Each week someone in the group comes with an idea; a song, a lyric, a beat, an instrument from which we begin. This week it was a song. We listened as she sang it; solo, brave. Whatever she had sung, we would have accepted it. No matter how her voice had sounded we would have valued it. Whatever that beginning point, it is our cue to participate together. It gives us the entry point to our interaction, and a basis for each member to find their own way to be included according to their musical response.

Our attention focused on the young man who had corrected my rhythm. He demonstrated for us, and slowly showed us how to mirror it on guitars and drums, and then how it fitted with the vocal rhythm. Twelve young people performed together, concentrating sporadically on their colleagues, their instruments, and the song’s words. People passing by turned their heads towards our open door. Children came and sat on the grass outside, grabbing the spare instruments so they could join in.

In that moment there was not isolation, stigma, or ill-health. No marginalization. The music provided the opportunity to perform something different – inclusion, acceptance and well-being. And the community outside of our group wanted to join us.

Moments like this group session recall clearly Tia DeNora’s notion of “music asylums” (DeNora, 2013). DeNora argues that music can furnish people’s lives with opportunities for “asylum”, which she defines as “a making of room – for creativity, expressivity, flow and flourishing; on the other hand, it is a way of gaining distance (space) from pathogenic factors that foster distress, pain or oppression.” In the example of this group, music therapy is facilitating this opportunity. Group members are then each defining the terms of the asylum that they seek, by selecting music and finding their own musical manner of entering the created space.

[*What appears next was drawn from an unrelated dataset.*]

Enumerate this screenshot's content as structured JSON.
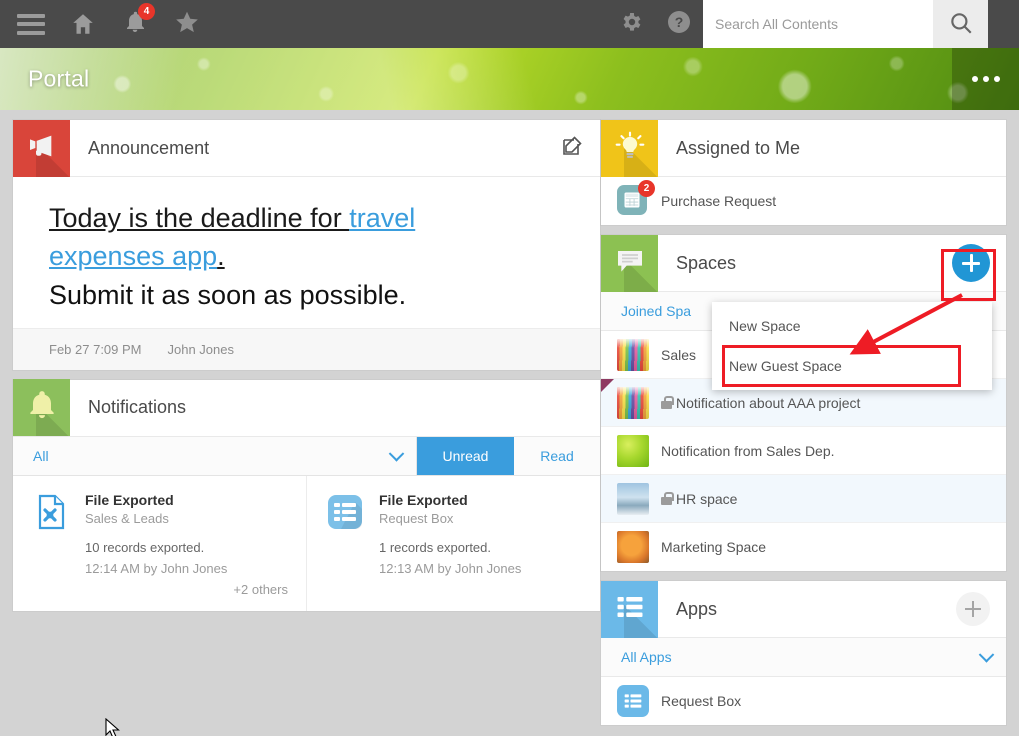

Of course, as with any musical performance, ours ended. What we hope, and what participants experience, is that the performance of connection, creativity and well-being continues.

Some group members would have left the support group and returned to situations of isolation. Some would have returned to a home where they are marginalized due to the attitudes of their communities towards HIV. In such everyday situations there is less opportunity for creating asylum, due to societal, economic and political factors. However, the experience of ‘music asylum’, as well as offering some temporal release from ‘stress, pain or oppression’, also opens up both the possibility and a resource for future relief. The experience of acceptance, inclusion and wellness can be accessed outside of the group. The knowledge remains with the group members that music can be accessed as a resource for health, while the experience of ‘flourishing’ within ‘creativity, expressivity, flow’ ignites this possibility (with or without music) in everyday life.